Personal information
- Full name: Aoife O'Rourke
- Nationality: Irish
- Born: 2 July 1997 (age 29) Castlerea, Ireland

Sport
- Sport: Boxing
- Weight class: Middleweight (75 kg)
- Club: Castlerea Boxing Club

Medal record
Women's amateur boxing
Representing Ireland
World Championships
| Gold medal – first place | 2025 Liverpool | 75 kg |
IBA World Championships
| Silver medal – second place | 2025 Nis | Middleweight |
European Games
| Gold medal – first place | 2023 Kraków-Małopolska | Middleweight |
European Championships
| Gold medal – first place | 2019 Alcobendas | Middleweight |
| Gold medal – first place | 2022 Budva | Middleweight |
| Gold medal – first place | 2024 Belgrade | Middleweight |

= Aoife O'Rourke =

Irish boxer (born 1997)

Aoife O'Rourke (born 2 July 1997) is an Irish amateur boxer.
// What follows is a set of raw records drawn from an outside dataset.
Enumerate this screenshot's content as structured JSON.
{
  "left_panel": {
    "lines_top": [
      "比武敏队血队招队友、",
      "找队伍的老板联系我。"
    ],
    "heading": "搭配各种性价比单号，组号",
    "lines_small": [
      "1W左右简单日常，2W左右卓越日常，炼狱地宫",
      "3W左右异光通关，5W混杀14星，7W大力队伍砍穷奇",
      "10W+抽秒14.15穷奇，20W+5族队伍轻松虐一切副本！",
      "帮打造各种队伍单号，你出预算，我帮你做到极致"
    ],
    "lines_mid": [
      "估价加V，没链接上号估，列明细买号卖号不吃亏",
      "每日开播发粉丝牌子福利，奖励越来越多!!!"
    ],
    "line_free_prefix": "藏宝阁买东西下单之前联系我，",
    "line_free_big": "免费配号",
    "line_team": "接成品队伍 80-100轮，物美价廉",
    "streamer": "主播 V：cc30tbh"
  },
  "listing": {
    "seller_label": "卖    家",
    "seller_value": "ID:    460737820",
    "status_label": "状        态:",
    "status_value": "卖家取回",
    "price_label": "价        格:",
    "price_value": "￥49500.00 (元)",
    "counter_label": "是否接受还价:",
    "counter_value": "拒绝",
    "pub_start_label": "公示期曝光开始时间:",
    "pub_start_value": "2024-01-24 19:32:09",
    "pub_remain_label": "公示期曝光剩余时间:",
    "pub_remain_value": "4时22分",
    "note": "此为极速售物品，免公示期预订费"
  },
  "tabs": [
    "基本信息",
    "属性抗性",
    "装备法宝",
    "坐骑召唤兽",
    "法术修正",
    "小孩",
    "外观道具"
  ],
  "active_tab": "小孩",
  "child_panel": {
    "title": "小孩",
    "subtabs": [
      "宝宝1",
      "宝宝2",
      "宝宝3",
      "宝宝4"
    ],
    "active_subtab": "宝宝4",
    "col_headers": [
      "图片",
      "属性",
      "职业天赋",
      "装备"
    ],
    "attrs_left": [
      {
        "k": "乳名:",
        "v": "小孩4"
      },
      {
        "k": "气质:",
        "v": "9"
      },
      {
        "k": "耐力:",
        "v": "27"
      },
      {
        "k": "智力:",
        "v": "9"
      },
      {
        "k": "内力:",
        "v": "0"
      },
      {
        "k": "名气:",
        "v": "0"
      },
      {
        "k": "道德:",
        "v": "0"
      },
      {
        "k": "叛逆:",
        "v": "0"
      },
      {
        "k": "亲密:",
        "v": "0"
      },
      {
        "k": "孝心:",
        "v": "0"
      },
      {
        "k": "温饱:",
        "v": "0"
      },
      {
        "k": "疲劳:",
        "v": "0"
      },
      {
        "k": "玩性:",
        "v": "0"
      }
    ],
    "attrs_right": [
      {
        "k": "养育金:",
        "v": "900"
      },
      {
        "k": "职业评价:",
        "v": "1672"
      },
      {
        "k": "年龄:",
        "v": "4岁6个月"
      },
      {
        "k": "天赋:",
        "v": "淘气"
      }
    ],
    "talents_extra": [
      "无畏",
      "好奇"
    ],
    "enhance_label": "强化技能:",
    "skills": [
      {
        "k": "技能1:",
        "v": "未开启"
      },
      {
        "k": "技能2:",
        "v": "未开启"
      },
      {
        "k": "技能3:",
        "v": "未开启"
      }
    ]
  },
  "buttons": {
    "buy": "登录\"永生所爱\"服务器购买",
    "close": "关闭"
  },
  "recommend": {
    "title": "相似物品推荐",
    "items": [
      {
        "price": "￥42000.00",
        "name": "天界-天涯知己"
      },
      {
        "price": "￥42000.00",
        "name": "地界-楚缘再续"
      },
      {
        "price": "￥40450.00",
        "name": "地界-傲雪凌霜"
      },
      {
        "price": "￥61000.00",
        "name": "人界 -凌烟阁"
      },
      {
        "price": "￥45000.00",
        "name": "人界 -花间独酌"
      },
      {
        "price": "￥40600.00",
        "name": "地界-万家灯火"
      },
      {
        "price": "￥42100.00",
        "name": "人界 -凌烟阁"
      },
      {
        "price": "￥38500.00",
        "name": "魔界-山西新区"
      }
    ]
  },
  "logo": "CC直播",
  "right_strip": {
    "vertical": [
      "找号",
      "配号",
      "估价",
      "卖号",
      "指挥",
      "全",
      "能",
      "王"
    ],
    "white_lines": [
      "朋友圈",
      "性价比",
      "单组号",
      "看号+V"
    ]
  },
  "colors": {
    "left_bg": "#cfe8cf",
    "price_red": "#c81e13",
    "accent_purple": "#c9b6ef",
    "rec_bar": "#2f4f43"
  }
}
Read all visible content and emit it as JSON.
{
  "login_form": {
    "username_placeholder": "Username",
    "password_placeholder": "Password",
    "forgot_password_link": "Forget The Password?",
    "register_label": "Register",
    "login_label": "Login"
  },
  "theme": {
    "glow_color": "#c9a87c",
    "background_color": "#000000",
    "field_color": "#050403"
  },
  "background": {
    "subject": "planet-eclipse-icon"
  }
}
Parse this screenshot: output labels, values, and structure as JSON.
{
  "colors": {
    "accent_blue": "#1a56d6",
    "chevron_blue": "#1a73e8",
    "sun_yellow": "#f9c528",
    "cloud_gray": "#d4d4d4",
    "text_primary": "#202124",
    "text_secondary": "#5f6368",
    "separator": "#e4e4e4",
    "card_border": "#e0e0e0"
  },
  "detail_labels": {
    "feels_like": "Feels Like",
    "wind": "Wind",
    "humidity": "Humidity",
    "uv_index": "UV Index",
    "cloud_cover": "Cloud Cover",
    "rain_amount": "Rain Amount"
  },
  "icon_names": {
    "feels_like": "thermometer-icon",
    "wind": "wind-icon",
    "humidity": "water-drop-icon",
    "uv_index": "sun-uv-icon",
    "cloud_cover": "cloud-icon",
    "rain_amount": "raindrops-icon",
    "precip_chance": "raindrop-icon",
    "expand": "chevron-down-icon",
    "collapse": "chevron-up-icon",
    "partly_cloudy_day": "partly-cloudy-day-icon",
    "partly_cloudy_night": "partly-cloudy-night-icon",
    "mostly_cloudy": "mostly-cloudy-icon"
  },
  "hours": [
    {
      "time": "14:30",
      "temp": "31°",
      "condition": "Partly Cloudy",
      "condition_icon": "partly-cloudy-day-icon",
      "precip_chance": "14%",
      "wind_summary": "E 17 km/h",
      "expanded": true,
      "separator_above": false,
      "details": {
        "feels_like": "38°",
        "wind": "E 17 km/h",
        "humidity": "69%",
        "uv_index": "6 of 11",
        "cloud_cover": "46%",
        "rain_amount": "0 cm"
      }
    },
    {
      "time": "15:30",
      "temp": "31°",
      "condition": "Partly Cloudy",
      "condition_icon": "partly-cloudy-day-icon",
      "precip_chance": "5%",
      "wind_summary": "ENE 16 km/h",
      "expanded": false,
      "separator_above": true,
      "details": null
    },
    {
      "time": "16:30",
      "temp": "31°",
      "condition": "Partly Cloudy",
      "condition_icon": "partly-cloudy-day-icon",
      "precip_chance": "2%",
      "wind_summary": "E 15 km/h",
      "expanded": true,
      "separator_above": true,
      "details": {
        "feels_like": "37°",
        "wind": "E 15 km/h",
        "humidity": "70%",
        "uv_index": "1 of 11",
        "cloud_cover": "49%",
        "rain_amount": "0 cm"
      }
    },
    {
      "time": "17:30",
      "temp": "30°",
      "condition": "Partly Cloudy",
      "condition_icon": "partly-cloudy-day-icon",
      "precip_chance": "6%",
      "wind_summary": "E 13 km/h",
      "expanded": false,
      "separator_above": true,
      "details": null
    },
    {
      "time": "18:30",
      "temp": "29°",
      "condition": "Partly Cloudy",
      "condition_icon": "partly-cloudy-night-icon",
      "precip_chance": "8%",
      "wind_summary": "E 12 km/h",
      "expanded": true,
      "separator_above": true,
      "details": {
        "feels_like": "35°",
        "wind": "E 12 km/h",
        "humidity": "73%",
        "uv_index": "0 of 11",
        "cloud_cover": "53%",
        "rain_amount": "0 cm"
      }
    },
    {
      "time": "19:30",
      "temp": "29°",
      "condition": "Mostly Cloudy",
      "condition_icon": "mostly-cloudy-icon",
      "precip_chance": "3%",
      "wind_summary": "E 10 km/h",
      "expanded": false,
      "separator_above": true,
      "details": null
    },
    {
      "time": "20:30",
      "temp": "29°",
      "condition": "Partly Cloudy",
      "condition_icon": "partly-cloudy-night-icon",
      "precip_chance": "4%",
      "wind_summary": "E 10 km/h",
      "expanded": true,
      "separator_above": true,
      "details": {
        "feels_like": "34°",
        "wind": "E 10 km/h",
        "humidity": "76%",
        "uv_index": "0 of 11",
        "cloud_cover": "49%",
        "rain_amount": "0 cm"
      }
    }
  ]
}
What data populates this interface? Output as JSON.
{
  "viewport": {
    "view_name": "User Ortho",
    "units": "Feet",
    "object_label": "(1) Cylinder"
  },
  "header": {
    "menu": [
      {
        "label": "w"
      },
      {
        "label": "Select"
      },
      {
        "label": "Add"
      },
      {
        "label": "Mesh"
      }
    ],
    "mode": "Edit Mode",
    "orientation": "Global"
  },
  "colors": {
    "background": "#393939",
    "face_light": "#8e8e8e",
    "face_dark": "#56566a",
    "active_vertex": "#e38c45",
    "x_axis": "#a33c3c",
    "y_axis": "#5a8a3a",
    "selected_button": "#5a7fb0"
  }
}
She won a gold medal in the 75 kg category at the 2025 World Boxing Championships and a silver medal in the middleweight division at the 2025 IBA Women's World Championships. O'Rourke also won gold medals in the same weight category at the 2019,
 2022, and 2024 European championships
 as well at the 2023 European Games.
 She represented Ireland at the 2024 Summer Olympics but lost in the first round.

O'Rourke's sister Lisa is also a boxer and won gold at the 2022 World Championships in the light middleweight division. In 2025, the sisters made boxing history, by becoming the first sisters to win through to contest a World Championship final in the same tournament. Also in 2025, the sisters won gold at the World Hyrox Championships in Chicago.